Breakthroughs in connector technology could radically change the nature of connectors and even the concept of interconnection. The long-range possibilities for such breakthroughs are limited only by one's imagination. But if we focus on currently active areas of research with potential for successful maturation in the twenty-first century, we will have a much smaller list of possibilities.
Currently in development are noncontact connectors, smart connectors, and molecularly engineered materials.
Current connectors are limited by their need for precise mating: Typically, metal-to-metal contact or optical fiber alignment is needed for a reliable connection. Any material, configuration, or technology that could reduce or eliminate the need for precise, forced mating without sacrificing performance or reliability could radically alter the concept of interconnection. Some possibilities are: memory-less gel materials; self-aligning lightwave coupling; capacitive or inductive coupling; and radio-frequency, digital-modulation coupling.
Just imagine how a non-contact connector for power could alter the world.
Smart connectors incorporate active elements--ICs, sensors, discrete components--within their structure. Such connectors could allow integration of communications hardware into the connector module and simplify the internal system architecture. They could also provide convenience to end-users trying to interconnect myriad communications and computing systems. Smart power connectors could make the type of power source irrelevant, thus enhancing the concept of portable equipment.
Many researchers are investigating a broad array of molecularly engineered materials, both organic and inorganic, that have potential electronic or optoelectronic applications. One category of such materials can create "quantum dots"--clumps of matter less than 20 nanometers wide (about the length of a string of 60 silicon atoms). Quantum dots can form a "quantum well," which can geometrically confine a single electron, and have potential applications in high-power lasers, high-speed switching, and computer logic.
Recent research has shown that the organic compound chlorophyll, used by plants to convert sunlight into sugars via photosynthesis, also works as a molecular switch. It can shift electrons over a small distance in about a picosecond. Other organic molecules have the potential for data storage with densities of 1011 to 1014 bits/cm2.

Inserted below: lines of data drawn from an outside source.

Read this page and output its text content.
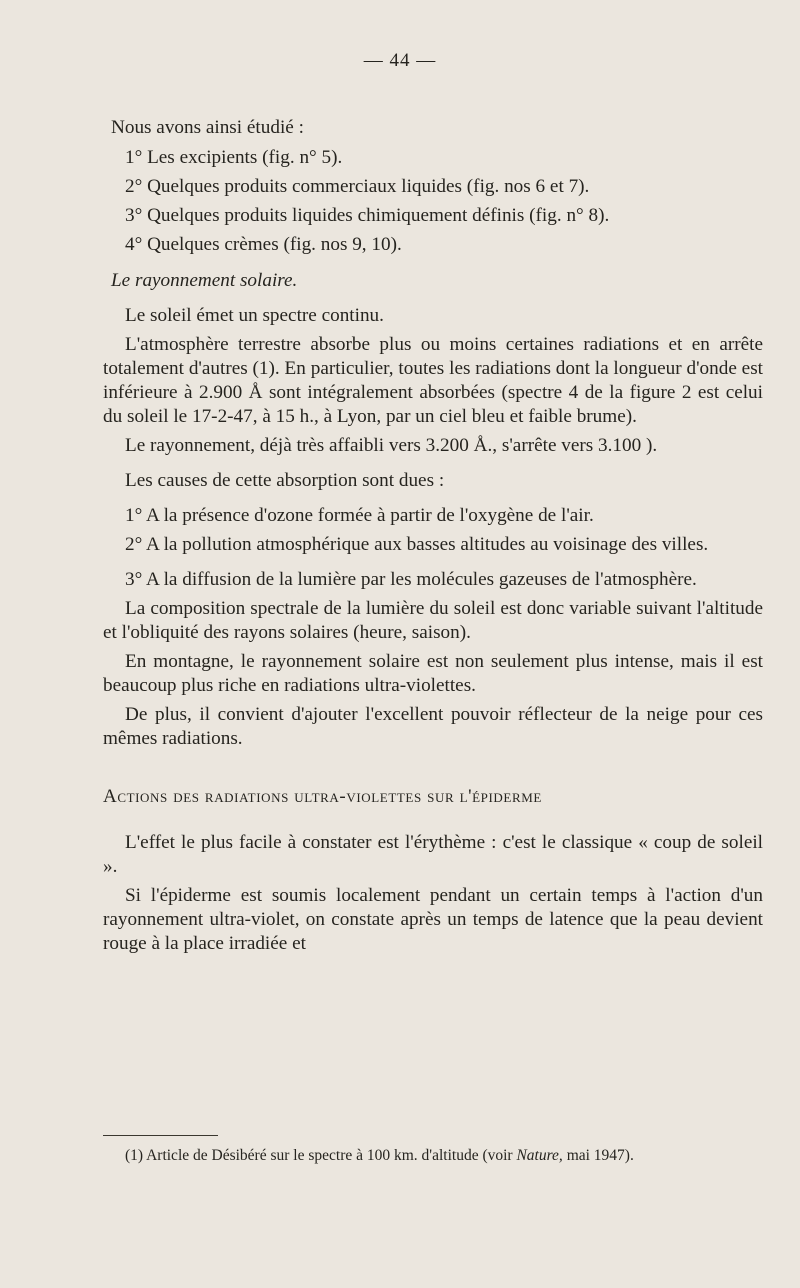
— 44 —

Nous avons ainsi étudié :

1° Les excipients (fig. n° 5).

2° Quelques produits commerciaux liquides (fig. nos 6 et 7).

3° Quelques produits liquides chimiquement définis (fig. n° 8).

4° Quelques crèmes (fig. nos 9, 10).

Le rayonnement solaire.

Le soleil émet un spectre continu.

L'atmosphère terrestre absorbe plus ou moins certaines radiations et en arrête totalement d'autres (1). En particulier, toutes les radiations dont la longueur d'onde est inférieure à 2.900 Å sont intégralement absorbées (spectre 4 de la figure 2 est celui du soleil le 17-2-47, à 15 h., à Lyon, par un ciel bleu et faible brume).

Le rayonnement, déjà très affaibli vers 3.200 Å., s'arrête vers 3.100 ).

Les causes de cette absorption sont dues :

1° A la présence d'ozone formée à partir de l'oxygène de l'air.

2° A la pollution atmosphérique aux basses altitudes au voisinage des villes.

3° A la diffusion de la lumière par les molécules gazeuses de l'atmosphère.

La composition spectrale de la lumière du soleil est donc variable suivant l'altitude et l'obliquité des rayons solaires (heure, saison).

En montagne, le rayonnement solaire est non seulement plus intense, mais il est beaucoup plus riche en radiations ultra-violettes.

De plus, il convient d'ajouter l'excellent pouvoir réflecteur de la neige pour ces mêmes radiations.

Actions des radiations ultra-violettes sur l'épiderme

L'effet le plus facile à constater est l'érythème : c'est le classique « coup de soleil ».

Si l'épiderme est soumis localement pendant un certain temps à l'action d'un rayonnement ultra-violet, on constate après un temps de latence que la peau devient rouge à la place irradiée et

(1) Article de Désibéré sur le spectre à 100 km. d'altitude (voir Nature, mai 1947).
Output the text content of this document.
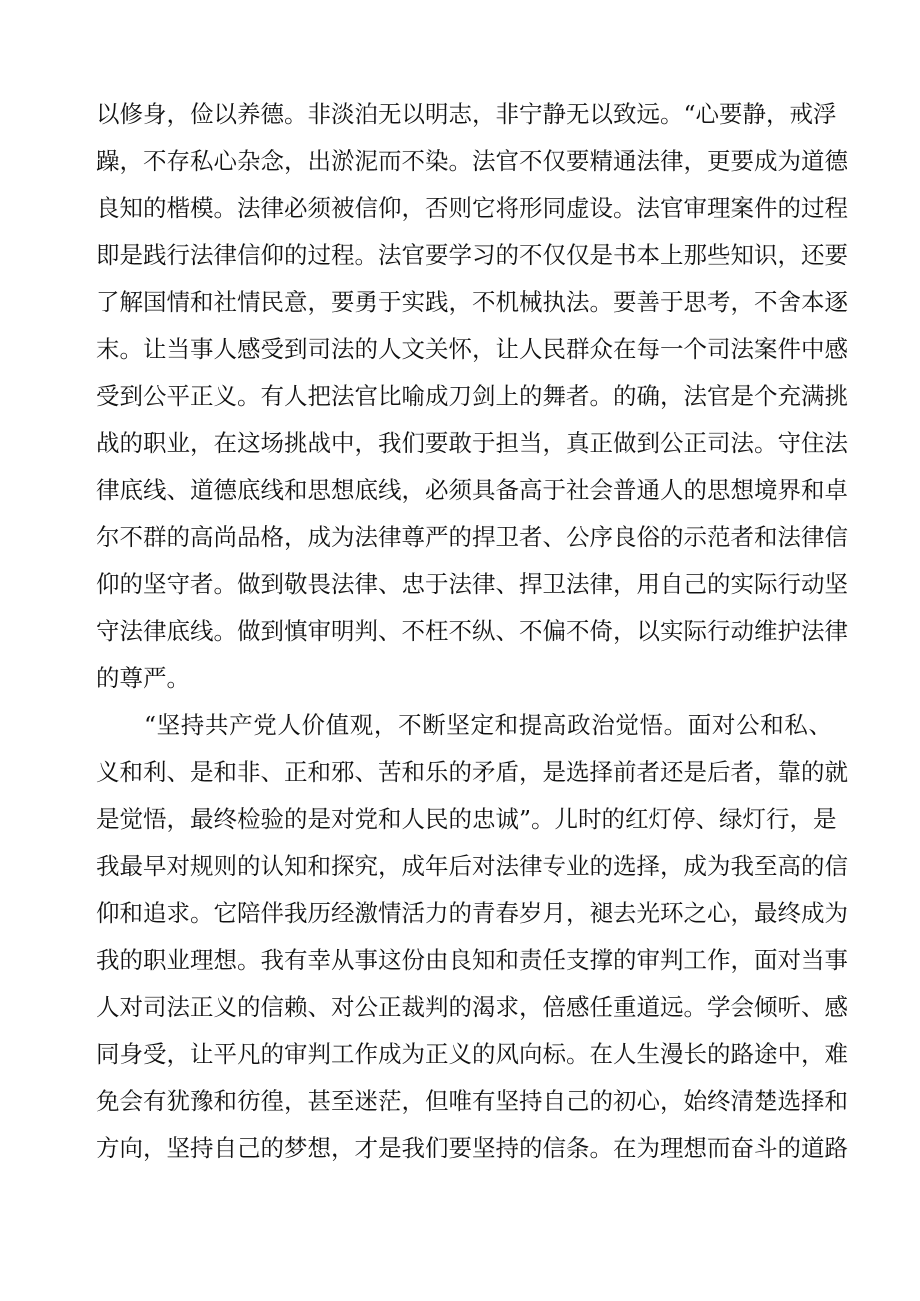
以修身，俭以养德。非淡泊无以明志，非宁静无以致远。“心要静，戒浮
躁，不存私心杂念，出淤泥而不染。法官不仅要精通法律，更要成为道德
良知的楷模。法律必须被信仰，否则它将形同虚设。法官审理案件的过程
即是践行法律信仰的过程。法官要学习的不仅仅是书本上那些知识，还要
了解国情和社情民意，要勇于实践，不机械执法。要善于思考，不舍本逐
末。让当事人感受到司法的人文关怀，让人民群众在每一个司法案件中感
受到公平正义。有人把法官比喻成刀剑上的舞者。的确，法官是个充满挑
战的职业，在这场挑战中，我们要敢于担当，真正做到公正司法。守住法
律底线、道德底线和思想底线，必须具备高于社会普通人的思想境界和卓
尔不群的高尚品格，成为法律尊严的捍卫者、公序良俗的示范者和法律信
仰的坚守者。做到敬畏法律、忠于法律、捍卫法律，用自己的实际行动坚
守法律底线。做到慎审明判、不枉不纵、不偏不倚，以实际行动维护法律
的尊严。
“坚持共产党人价值观，不断坚定和提高政治觉悟。面对公和私、
义和利、是和非、正和邪、苦和乐的矛盾，是选择前者还是后者，靠的就
是觉悟，最终检验的是对党和人民的忠诚”。儿时的红灯停、绿灯行，是
我最早对规则的认知和探究，成年后对法律专业的选择，成为我至高的信
仰和追求。它陪伴我历经激情活力的青春岁月，褪去光环之心，最终成为
我的职业理想。我有幸从事这份由良知和责任支撑的审判工作，面对当事
人对司法正义的信赖、对公正裁判的渴求，倍感任重道远。学会倾听、感
同身受，让平凡的审判工作成为正义的风向标。在人生漫长的路途中，难
免会有犹豫和彷徨，甚至迷茫，但唯有坚持自己的初心，始终清楚选择和
方向，坚持自己的梦想，才是我们要坚持的信条。在为理想而奋斗的道路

A massive challenge for systems and connector engineers in harnessing these potentially useful molecular and quantum mechanical devices is to find viable I/O interconnection mechanisms.
As we progress into the next millennium, we are bound to see major advances in bioengineering. A precursor of things to come is the nerve chip being developed by scientists at Stanford University Medical Center with support from the Veterans Administration. It is an interconnection between individual nerve cells and a computer, which can control artificial hands, regenerate damaged nerves, and could enhance human capability in other ways.
Understanding the dynamics of interconnection is as important for system designers as it is for connector designers. The two are increasingly dependent on one another to achieve common goals of reliable, functional, cost-effective systems. Keeping an eye on the evolution of connector technology is particularly important to the success of both disciplines.
A lesson can be learned from Wayne Gretzky, one of hockey's greatest players, who once said: "'I skate to where the puck is going to be, not where it has been." The same principle should be applied to design.